The events in the film are all set in motion when two men, one seemingly good and the other apparently evil, hit a man while driving one night. Shiro is a theology student who also happens to be romantically involved with his professor’s daughter. It is a perfect situation that is destroyed, as everything is, by the one accident of killing a man in a hit and run. The evil man convinces Shiro that he is partly responsible for deciding to take the road that the drunk man was stumbling down. When it turns out that the drunk man they killed is a yakuza whose mother saw the car, Shiro and Tamura find themselves in trouble. Shiro is punished the most because he is forced to watch the people he cares about die until he finds his way to hell.
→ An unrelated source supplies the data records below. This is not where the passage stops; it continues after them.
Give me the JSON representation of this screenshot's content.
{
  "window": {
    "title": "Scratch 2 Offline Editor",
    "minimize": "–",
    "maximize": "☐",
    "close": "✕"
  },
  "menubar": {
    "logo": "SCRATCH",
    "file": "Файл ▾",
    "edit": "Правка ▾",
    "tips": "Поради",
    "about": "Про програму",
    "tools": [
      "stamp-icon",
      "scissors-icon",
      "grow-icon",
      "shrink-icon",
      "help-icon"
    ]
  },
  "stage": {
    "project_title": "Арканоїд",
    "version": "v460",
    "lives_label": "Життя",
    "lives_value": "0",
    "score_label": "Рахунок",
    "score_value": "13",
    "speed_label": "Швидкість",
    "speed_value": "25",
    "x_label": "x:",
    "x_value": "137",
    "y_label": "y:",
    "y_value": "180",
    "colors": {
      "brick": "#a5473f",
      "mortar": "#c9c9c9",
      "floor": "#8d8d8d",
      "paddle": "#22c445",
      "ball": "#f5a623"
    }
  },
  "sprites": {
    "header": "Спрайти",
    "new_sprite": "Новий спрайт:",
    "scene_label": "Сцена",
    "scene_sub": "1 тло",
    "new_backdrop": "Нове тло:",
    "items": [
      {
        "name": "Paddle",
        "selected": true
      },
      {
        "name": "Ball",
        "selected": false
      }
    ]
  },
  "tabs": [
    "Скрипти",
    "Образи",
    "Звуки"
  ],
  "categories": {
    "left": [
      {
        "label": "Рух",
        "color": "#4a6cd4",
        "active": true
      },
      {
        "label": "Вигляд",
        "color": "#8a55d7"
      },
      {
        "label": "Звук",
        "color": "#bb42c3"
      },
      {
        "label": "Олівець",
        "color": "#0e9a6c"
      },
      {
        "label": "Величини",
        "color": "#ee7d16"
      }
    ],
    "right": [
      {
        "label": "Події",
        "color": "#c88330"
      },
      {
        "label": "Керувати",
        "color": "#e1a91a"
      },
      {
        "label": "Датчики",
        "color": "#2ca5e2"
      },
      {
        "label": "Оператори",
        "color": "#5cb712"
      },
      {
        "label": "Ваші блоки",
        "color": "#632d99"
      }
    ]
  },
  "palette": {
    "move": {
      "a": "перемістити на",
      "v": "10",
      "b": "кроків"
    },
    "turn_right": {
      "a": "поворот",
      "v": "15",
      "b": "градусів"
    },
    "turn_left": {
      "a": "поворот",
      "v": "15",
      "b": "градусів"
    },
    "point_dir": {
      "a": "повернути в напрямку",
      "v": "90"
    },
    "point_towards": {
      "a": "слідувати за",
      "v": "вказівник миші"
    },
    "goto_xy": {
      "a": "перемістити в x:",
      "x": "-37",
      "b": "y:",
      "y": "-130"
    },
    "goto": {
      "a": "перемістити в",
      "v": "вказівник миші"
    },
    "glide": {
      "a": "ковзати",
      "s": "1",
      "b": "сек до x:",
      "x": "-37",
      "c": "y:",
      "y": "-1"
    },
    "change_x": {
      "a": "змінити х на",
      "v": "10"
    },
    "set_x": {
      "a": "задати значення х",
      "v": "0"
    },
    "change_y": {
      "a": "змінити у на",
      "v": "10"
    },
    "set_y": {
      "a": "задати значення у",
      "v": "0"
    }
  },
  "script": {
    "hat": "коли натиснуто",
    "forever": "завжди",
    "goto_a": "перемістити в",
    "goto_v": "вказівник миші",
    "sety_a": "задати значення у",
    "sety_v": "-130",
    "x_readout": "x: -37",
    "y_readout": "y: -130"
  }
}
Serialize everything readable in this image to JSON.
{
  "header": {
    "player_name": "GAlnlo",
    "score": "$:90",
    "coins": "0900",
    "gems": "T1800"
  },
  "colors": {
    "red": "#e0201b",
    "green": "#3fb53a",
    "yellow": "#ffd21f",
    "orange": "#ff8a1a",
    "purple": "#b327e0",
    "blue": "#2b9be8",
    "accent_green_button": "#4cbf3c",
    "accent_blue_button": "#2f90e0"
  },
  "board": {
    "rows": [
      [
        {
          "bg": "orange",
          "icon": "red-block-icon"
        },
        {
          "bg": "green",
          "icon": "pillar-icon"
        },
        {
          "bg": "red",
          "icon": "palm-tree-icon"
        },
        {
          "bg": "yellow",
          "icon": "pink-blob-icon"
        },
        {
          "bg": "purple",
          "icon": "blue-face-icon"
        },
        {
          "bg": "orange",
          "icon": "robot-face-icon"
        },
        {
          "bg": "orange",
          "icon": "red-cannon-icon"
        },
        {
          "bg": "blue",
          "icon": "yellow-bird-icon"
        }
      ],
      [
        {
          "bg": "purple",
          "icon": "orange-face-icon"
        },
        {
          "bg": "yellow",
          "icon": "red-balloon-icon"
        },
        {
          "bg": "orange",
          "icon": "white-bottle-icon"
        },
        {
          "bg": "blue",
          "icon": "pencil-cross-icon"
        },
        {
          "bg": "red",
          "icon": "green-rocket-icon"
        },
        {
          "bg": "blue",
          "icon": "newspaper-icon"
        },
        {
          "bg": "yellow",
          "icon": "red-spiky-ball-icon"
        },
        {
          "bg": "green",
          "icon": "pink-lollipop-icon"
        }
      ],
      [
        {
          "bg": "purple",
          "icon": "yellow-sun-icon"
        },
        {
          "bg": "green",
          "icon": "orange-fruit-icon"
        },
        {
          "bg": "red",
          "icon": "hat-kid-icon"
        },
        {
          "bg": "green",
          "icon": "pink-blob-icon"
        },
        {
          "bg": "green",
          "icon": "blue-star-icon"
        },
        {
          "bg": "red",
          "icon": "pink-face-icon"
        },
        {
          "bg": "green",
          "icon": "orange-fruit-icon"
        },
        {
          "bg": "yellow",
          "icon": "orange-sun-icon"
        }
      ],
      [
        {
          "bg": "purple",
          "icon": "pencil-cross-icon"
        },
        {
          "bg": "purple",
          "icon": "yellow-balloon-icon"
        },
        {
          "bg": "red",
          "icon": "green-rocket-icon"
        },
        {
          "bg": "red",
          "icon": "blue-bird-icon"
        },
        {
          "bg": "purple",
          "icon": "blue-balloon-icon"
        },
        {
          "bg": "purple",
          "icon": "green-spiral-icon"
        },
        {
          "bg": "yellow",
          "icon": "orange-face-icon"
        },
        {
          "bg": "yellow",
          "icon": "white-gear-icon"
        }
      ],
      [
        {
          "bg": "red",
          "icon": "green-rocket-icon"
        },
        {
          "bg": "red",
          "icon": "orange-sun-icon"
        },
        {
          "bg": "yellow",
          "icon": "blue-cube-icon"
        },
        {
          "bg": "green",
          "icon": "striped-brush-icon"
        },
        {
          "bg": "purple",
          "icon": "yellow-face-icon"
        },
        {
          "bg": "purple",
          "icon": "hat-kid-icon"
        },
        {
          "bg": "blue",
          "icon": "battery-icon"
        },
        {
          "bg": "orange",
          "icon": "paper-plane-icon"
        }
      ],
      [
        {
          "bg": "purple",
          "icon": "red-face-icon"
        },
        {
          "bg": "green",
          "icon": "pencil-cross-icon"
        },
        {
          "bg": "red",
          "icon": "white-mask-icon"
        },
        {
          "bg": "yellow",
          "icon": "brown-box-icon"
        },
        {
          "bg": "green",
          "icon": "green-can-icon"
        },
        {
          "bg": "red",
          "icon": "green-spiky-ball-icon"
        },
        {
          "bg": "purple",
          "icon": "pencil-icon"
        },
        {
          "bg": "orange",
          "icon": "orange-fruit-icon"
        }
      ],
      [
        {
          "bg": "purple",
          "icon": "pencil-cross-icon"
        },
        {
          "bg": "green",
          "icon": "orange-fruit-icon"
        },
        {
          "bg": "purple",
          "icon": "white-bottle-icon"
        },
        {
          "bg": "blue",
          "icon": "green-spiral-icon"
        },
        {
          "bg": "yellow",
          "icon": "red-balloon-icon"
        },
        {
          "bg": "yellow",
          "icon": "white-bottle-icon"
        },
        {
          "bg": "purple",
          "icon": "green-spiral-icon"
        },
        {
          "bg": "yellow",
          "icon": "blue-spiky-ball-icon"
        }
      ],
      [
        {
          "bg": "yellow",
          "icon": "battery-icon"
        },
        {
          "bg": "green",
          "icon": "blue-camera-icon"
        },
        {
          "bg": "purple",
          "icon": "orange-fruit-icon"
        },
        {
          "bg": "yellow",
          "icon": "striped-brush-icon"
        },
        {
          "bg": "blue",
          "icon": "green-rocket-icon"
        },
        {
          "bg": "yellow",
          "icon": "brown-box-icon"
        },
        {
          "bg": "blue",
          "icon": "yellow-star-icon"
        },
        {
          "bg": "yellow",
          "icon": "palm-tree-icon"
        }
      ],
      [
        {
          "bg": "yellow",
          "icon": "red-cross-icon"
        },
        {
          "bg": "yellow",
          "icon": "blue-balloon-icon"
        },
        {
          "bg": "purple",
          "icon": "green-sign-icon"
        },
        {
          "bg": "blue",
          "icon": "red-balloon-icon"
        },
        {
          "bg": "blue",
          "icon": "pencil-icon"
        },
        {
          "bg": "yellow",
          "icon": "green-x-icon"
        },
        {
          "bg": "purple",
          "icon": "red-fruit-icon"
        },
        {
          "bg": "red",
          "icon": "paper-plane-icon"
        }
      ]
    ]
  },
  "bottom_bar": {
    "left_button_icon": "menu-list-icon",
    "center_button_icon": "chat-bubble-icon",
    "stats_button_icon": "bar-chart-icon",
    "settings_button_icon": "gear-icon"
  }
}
We follow the two men on their journey to hell, at which point the style of the film is in complete control and narrative structure is fiendishly confused.

 

Shiro is allowed to ask forgiveness with many that he meets in the afterlife, possibly giving him some final redemption, but it is important to remember that the literal translation of the title is “hell”, and that seems to be the exact journey that the film tries to take the audience on. There is no relief in which Shiro has a chance to recover ground. It is a fast and steady decline from the moment that he makes the one mistake. As he makes the journey we are brought through the different stages of hell, allowed to experience them through the strange style which director Nobuo Nakagawa commits to through the entire film. There is a lot of fire, screaming and weird men with their faces painted, but as the film continues the violence becomes more and more shocking.

 

The visions of hell are solid and are definitely the strongest thing about Jigoku, which is apparent when the images are shown in much more emphasis than the plot in the second half of the film. The first half does a good job at setting up the random manner in which the story will be told, but it also does very little to prepare the audience for the horrors which follow.

 

The DVD of this film from 1960 brings a great transfer which is newly restored and high definition digital. There are a number of other perks, but the best in the bunch is definitely Building the Inferno, a new documentary which focuses on Nakagawa during the making of the film. The documentary also features interviews with actor Yoichi Numata, screenwriter Ichiro Miyagawa and many other collaborators. There is also a theatrical trailer, galleries of poster art, and an insert essay by Asian-cinema critic Chuck Stephens.